Security Groups vs NACLs on AWS

February 13, 2026 | AWS Security Networking

Stateful vs stateless, defense in depth.

Security Groups vs NACLs: Defense in Depth

AWS provides two layers of network firewall: Security Groups (instance-level, stateful) and Network ACLs (subnet-level, stateless). Understanding when to use each — and how they complement each other — is essential for a robust security posture.

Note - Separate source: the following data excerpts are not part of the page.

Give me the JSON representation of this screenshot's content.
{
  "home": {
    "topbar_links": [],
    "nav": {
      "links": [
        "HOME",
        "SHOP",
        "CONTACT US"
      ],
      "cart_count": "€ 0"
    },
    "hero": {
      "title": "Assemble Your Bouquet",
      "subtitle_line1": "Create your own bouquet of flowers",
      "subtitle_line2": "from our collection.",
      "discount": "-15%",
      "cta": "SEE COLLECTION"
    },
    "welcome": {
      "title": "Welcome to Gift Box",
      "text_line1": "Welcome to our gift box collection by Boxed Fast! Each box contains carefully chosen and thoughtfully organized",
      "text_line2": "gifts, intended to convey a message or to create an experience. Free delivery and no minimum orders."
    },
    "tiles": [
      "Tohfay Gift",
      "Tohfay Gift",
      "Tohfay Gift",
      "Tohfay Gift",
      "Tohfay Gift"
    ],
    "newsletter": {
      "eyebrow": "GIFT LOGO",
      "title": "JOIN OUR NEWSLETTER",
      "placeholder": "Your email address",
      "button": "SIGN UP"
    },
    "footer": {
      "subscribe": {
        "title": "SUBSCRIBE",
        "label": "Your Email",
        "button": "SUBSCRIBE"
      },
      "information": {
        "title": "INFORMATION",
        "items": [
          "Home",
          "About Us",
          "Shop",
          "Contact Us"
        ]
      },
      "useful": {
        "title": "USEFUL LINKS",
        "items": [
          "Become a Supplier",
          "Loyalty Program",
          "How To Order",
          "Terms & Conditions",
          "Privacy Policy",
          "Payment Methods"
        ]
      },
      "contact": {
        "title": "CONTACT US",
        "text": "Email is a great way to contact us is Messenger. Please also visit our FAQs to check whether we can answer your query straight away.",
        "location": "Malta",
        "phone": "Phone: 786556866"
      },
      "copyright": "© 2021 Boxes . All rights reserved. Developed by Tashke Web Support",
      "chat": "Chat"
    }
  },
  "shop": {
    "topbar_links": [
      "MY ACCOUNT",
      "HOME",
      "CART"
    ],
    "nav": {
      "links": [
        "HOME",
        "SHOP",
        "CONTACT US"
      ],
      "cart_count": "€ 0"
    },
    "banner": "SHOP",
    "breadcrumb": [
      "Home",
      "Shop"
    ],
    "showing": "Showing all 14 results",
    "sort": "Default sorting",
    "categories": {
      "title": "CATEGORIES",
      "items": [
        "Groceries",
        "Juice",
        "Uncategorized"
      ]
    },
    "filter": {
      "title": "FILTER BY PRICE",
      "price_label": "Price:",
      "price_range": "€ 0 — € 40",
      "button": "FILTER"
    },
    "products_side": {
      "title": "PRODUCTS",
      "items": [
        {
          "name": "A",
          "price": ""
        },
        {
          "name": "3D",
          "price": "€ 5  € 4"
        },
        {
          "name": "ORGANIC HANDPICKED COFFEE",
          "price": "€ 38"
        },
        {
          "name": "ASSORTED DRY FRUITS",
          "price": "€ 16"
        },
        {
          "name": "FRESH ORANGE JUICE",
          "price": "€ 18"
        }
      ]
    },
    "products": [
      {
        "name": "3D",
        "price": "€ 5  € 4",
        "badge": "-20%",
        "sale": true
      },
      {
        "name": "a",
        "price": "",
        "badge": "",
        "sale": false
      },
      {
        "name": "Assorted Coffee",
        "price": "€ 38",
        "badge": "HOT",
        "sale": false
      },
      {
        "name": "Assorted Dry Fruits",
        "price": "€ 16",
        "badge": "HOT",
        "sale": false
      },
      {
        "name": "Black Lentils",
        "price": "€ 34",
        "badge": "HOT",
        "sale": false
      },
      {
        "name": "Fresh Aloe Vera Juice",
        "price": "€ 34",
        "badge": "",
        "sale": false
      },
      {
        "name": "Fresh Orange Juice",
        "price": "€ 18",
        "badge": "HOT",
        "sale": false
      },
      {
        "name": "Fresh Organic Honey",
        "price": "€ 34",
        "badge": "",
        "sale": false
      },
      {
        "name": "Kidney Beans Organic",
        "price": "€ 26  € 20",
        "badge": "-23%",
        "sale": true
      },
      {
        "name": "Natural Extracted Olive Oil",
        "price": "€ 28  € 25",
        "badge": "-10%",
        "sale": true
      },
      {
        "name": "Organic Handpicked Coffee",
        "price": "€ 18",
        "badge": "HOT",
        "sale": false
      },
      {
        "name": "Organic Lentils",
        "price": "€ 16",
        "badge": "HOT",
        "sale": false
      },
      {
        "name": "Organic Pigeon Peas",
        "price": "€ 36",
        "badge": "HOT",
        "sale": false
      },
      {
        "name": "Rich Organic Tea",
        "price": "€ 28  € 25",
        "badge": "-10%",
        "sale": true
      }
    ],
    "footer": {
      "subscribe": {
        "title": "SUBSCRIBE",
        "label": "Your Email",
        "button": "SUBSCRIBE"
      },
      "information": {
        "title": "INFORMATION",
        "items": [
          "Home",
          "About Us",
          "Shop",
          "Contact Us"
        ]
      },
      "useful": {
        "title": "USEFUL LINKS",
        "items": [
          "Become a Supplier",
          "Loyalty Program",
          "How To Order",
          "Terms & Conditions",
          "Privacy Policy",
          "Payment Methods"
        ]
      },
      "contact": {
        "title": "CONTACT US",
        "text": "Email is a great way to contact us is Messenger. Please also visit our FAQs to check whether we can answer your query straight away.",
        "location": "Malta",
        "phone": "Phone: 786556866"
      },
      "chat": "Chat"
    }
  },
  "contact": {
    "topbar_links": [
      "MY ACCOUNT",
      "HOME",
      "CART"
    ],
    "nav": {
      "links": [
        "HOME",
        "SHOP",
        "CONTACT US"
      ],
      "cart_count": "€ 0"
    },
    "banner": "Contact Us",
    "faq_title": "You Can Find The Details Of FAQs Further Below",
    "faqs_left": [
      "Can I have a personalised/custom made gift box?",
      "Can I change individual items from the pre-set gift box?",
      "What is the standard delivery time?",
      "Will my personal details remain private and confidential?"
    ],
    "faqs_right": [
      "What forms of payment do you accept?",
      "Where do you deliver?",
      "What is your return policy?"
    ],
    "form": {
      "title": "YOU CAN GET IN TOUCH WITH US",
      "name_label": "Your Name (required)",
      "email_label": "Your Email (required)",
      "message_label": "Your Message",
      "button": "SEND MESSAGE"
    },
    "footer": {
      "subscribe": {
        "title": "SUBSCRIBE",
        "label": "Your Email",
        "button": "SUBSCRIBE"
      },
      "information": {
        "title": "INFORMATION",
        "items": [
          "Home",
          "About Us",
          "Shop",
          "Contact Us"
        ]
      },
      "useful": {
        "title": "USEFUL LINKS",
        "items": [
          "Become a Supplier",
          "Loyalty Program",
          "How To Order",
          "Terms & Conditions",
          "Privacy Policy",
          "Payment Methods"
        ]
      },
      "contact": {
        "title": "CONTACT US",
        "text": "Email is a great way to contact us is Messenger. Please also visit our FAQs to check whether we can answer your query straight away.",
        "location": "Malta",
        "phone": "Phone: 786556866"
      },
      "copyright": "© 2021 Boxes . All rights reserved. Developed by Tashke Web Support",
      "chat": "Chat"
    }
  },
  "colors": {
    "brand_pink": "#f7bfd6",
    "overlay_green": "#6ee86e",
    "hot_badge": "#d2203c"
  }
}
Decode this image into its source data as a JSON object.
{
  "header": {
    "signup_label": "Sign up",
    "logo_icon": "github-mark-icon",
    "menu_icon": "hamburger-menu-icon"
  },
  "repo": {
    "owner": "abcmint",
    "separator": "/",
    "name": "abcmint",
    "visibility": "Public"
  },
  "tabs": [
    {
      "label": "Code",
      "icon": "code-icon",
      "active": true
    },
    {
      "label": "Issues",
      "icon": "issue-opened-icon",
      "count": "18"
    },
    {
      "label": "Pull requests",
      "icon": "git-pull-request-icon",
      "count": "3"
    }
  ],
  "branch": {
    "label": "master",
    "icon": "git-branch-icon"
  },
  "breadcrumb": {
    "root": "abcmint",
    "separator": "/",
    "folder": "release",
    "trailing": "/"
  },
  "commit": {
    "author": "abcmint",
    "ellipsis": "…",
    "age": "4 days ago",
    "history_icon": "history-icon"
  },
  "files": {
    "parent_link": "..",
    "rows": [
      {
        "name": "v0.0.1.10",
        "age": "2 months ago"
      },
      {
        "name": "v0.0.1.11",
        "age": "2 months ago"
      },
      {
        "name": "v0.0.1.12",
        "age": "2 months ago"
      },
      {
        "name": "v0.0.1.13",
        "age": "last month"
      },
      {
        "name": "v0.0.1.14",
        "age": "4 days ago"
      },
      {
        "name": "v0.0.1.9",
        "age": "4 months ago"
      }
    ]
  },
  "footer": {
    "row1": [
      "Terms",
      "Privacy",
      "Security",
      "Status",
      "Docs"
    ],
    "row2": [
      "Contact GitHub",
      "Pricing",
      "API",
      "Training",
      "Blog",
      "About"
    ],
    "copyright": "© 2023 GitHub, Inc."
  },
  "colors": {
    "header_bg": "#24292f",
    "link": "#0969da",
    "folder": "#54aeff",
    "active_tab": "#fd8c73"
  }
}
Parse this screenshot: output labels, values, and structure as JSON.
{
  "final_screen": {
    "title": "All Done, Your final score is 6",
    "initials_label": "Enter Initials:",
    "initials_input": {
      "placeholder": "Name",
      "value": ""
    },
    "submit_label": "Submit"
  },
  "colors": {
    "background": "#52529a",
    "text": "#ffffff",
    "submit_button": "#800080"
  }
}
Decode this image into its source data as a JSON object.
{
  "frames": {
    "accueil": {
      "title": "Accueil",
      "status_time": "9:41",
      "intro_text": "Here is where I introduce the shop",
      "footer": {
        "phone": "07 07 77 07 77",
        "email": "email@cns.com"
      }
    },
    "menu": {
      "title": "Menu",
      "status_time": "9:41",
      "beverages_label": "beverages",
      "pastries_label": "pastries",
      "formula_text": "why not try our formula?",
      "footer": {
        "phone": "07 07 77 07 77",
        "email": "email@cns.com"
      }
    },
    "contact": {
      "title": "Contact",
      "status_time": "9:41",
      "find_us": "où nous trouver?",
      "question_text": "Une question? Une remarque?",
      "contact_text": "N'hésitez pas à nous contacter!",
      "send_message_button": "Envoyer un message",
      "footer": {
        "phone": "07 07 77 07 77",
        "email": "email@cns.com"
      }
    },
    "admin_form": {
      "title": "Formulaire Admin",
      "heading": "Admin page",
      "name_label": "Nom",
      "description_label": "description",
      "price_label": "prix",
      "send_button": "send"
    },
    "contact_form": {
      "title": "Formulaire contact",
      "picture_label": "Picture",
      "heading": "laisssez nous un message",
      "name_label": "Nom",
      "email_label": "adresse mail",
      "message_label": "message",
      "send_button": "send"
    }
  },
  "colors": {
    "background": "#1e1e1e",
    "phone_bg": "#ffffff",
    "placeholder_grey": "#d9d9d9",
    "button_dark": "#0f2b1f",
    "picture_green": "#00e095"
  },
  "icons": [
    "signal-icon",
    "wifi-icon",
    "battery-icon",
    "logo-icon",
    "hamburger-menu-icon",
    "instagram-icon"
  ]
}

Security Groups: Stateful Firewalls

Security Groups operate at the ENI (Elastic Network Interface) level:

  • Stateful — If you allow inbound traffic, the response is automatically allowed outbound
  • Allow rules only — You cannot create deny rules; anything not explicitly allowed is denied
  • Evaluate all rules — All rules are evaluated before deciding (no ordering)
  • Instance-level — Applied directly to EC2 instances, RDS, Lambda, etc.
# Web server Security Group
aws ec2 create-security-group --group-name web-sg --description "Web servers"
aws ec2 authorize-security-group-ingress --group-id sg-xxx \
  --protocol tcp --port 443 --cidr 0.0.0.0/0
aws ec2 authorize-security-group-ingress --group-id sg-xxx \
  --protocol tcp --port 80 --cidr 0.0.0.0/0

# Database Security Group - only allow from web-sg
aws ec2 authorize-security-group-ingress --group-id sg-db \
  --protocol tcp --port 5432 --source-group sg-xxx

NACLs: Stateless Firewalls

Network ACLs operate at the subnet level:

  • Stateless — Inbound and outbound rules are evaluated independently; you must allow both directions
  • Allow and deny rules — You can explicitly deny specific traffic
  • Ordered evaluation — Rules are processed in order by rule number (lowest first)
  • Subnet-level — Applied to all resources in the subnet
# NACL for data subnet - allow PostgreSQL from private subnets only
aws ec2 create-network-acl-entry --network-acl-id acl-xxx \
  --rule-number 100 --protocol tcp --port-range From=5432,To=5432 \
  --cidr-block 10.0.10.0/24 --rule-action allow --ingress

# Deny all other inbound
aws ec2 create-network-acl-entry --network-acl-id acl-xxx \
  --rule-number 200 --protocol -1 \
  --cidr-block 0.0.0.0/0 --rule-action deny --ingress

# Allow return traffic (stateless - must be explicit)
aws ec2 create-network-acl-entry --network-acl-id acl-xxx \
  --rule-number 100 --protocol tcp --port-range From=1024,To=65535 \
  --cidr-block 10.0.10.0/24 --rule-action allow --egress

Side-by-Side Comparison

FeatureSecurity GroupsNACLs
LevelInstance (ENI)Subnet
StatefulnessStatefulStateless
RulesAllow onlyAllow and Deny
EvaluationAll rulesOrdered (by number)
DefaultDeny all inboundAllow all
ScopePer-resourcePer-subnet

Defense in Depth Strategy

  1. Security Groups (primary control) — Fine-grained, per-resource rules. This is where 90% of your firewall logic lives.
  2. NACLs (secondary control) — Broad subnet-level rules for additional protection:
    • Block known malicious IP ranges
    • Restrict data subnets to private subnet CIDR only
    • Add explicit deny rules that Security Groups can't provide

Best Practices

  • Reference Security Groups by ID — Use source Security Group references instead of IP ranges for inter-tier communication
  • Keep NACLs simple — Only add rules that Security Groups can't handle (explicit denies)
  • Name everything — Use descriptive names and tags for both SGs and NACLs
  • Audit regularly — Use AWS Config rules to detect overly permissive Security Groups
  • Avoid 0.0.0.0/0 on database ports — This is the #1 security misconfiguration in AWS

Eazy SaaS Tip: We use Security Groups as the primary firewall with NACLs providing a safety net. Our standard VPC template includes locked-down NACLs on data subnets that only allow traffic from application subnets — even if someone misconfigures a Security Group, the NACL provides protection.